When enabling Turbo mode on the CPU, the operating frequency fluctuates with changes of the workload. I observed through the turbostat command that each core has a different frequency during operation.

Interestingly, even in the case of hyper-threading, the frequencies of the two logical cores belonging to the same physical core are also different. Considering that both logical cores are based on the same physical core, why do they have different operating frequencies?

Furthermore, in Intel CPUs, there is a concept of "turbo level" for AVX instructions, where lvl1/2 instructions can cause the CPU to work under lower frequency. Does this behavior affect the frequency of the other logical core on the same physical core?

2

There are 2 best solutions below

0
Peter Cordes On

That's not physically possible. It probably changed frequencies between your observations.

"Physical core" isn't an abstraction, there literally is one physical core (that executes the instructions of a pair of logical cores), and it has a specific clock speed and voltage at any given time.

Changing frequency involves pausing the clock for a few microseconds while the new voltage and/or frequency stabilize. (Lost Cycles on Intel? An inconsistency between rdtsc and CPU_CLK_UNHALTED.REF_TSC). (And yes, changing voltage at the same frequency can be necessary for 256-bit or 512-bit instructions, to give some headroom for the greater swings in voltage from the potentially more highly varying currents drawn by SIMD multipliers being idle or not in a given cycle.)

So yes, wide SIMD instructions lowering the frequency of a core will affect both logical cores. But probably not other physical cores; at least for turbo above the "base" speed, even desktop / laptop CPUs should be able to independently change clocks.

For speeds below the rated speed, Intel client CPUs (not server) generally do run all cores at the same speed, so an infinite loop on one core can be sufficient to stop another core from down-clocking below the base frequency even if they otherwise would on memory-bound workloads with EPP = balance_performance or less (not performance). Slowing down CPU Frequency by imposing memory stress

0
John D McCalpin On

"Logical processors" running on the same physical core must be operating at the same instantaneous frequency, but that does not mean that it is always possible to measure that fact. Although Intel processors do have an MSR that will report the current CPU frequency multiplier, that instantaneous value is not very useful. Since MSRs can only be read in the kernel, it is easy for the transition from user space to kernel space (several thousand cycles of relatively low activity) to generate a frequency change or hide a pending frequency change (e.g., the frequency change happened after the code requested the frequency, but before a previously triggered frequency change actually occurred). For the more recent generations of cores, the recommended configuration includes enabling "Hardware-controlled performance states" (HWP), in which "the processor autonomously selects performance states as deemed appropriate for the applied workload and with consideration of constraining hints that are programmed by the OS." (Intel Arch SW Dev Manual, Volume 3, document 325384-080, section 15.4). Since the operating frequency can change up to ~1000 times per second, isolated samples of the instantaneous frequency are unhelpful.

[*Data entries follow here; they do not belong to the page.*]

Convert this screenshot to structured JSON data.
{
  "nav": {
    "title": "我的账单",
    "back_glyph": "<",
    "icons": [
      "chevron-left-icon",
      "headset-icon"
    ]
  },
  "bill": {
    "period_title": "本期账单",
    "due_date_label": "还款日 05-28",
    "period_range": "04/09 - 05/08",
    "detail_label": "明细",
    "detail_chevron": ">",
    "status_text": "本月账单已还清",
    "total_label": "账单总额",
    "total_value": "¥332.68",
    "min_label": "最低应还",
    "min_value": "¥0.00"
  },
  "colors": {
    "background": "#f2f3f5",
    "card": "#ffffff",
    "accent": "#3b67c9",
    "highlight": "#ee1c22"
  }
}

Intel recommends using hardware performance counters to measure unhalted core cycles and unhalted reference cycles over intervals to compute the average frequency over that interval. This works extremely well for large intervals, but gets tricky for smaller intervals. Trickiness involves factors such as (a) the overhead of reading counters, (b) the inability to atomically read more than one performance counter, (c) the deprecation of "anythread" mode in performance counter events, and (d) the coarse resolution of the unhalted reference cycles counter on many platforms (see footnote).

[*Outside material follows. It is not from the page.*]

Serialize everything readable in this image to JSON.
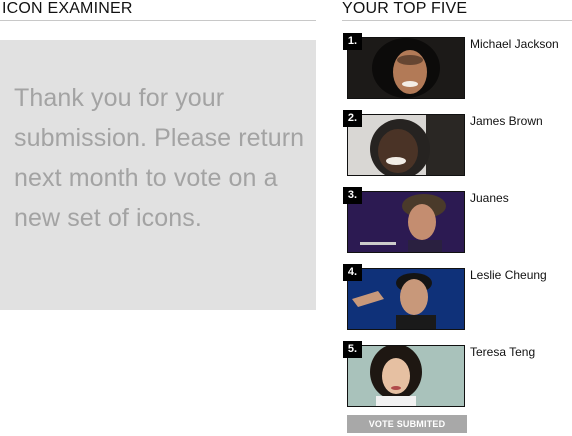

Two references that might be helpful in looking at the details:

Footnote: The hardware performance counter event CPU_CLK_UNHALTED.REF_TSC provides an estimate of the reference (TSC) cycles elapsed with the processor not in a HALT state. In the old days (e.g., Haswell?) this used to increment more-or-less continuously. Starting in Skylake Xeon, it became more coarse, apparently counting "crystal clocks" (25MHz = 40 ns each) and then multiplying that number by 4 (to match the nominal 100 MHz base clock) and then by the TSC frequency multiplier (e.g., 21 for a 2.1 GHz processor) to get a scaled value. This gives a minimum granularity of 84 for this counter, which can bias computed frequencies for short measurement intervals. As an example, reading this counter 64 times as fast as possible on a Xeon Platinum 8160 running at 3.4 GHz gives ~52 differences of zero and ~11 differences of 84. The statistics of the differences vary with core frequency.